On the other hand, one must recall that Oz, who as a university professor writes criticism and teaches, embodies critical and professorial vocations. At any rate, Oz doles out equal doses of compassion and mockery to all his characters, including the enigmatic Author, who seems something of a paradox. He is at once the most alienated and dysfunctional of all the novel’s characters — and the one whose vocation determines that he comprehend, and ultimately exploit, the foibles of others: “He is covered in shame and confusion because he observes them all from a distance, from the wings, as if they all exist only for him to make use of in his books. And with the shame comes a profound sadness that he is always an outsider…. You cannot write without looking behind you; like Lot’s wife. And in doing so you turn yourself and them into blocks of salt.”
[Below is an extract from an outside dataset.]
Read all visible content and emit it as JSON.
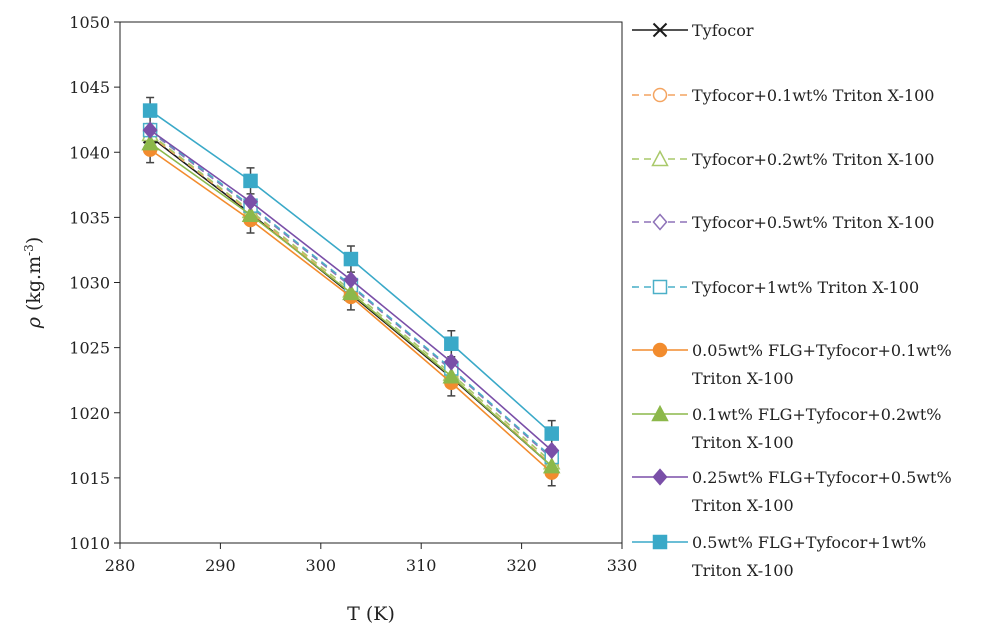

Despite Oz’s insistence that he conceived “Rhyming Life & Death” as an examination of “the writing process,” it is his brilliantly realized characters, with their strange and poignant varieties of interdependencies, that will linger longest in the imagination. It must also be said that Oz, living in the small Negev town of Arad and cut off from e-mail and the Internet, proves sharply attuned to the youthful rhythms of Tel Aviv: its nightlife and café culture. More important, he makes us think with fresh urgency about the intricate tapestry of lives into which each of us is woven, the ultimately inexplicable and mysterious nature of the connections and covenants human beings form with one another. As one character (who happens to be a pious gangster) muses late in the book: “Everything there is, without exception, doesn’t just testify to itself, it testifies to something else as well. Something big and terrible. In Judaism this is known as ‘mysteries.’ Nobody understands them, except the great saints, in the high places among the holy and pure.”

Ranen Omer-Sherman’s most recent book is the co-edited volume “The Jewish Graphic Novel: Critical Approaches”(Rutgers University Press, 2008).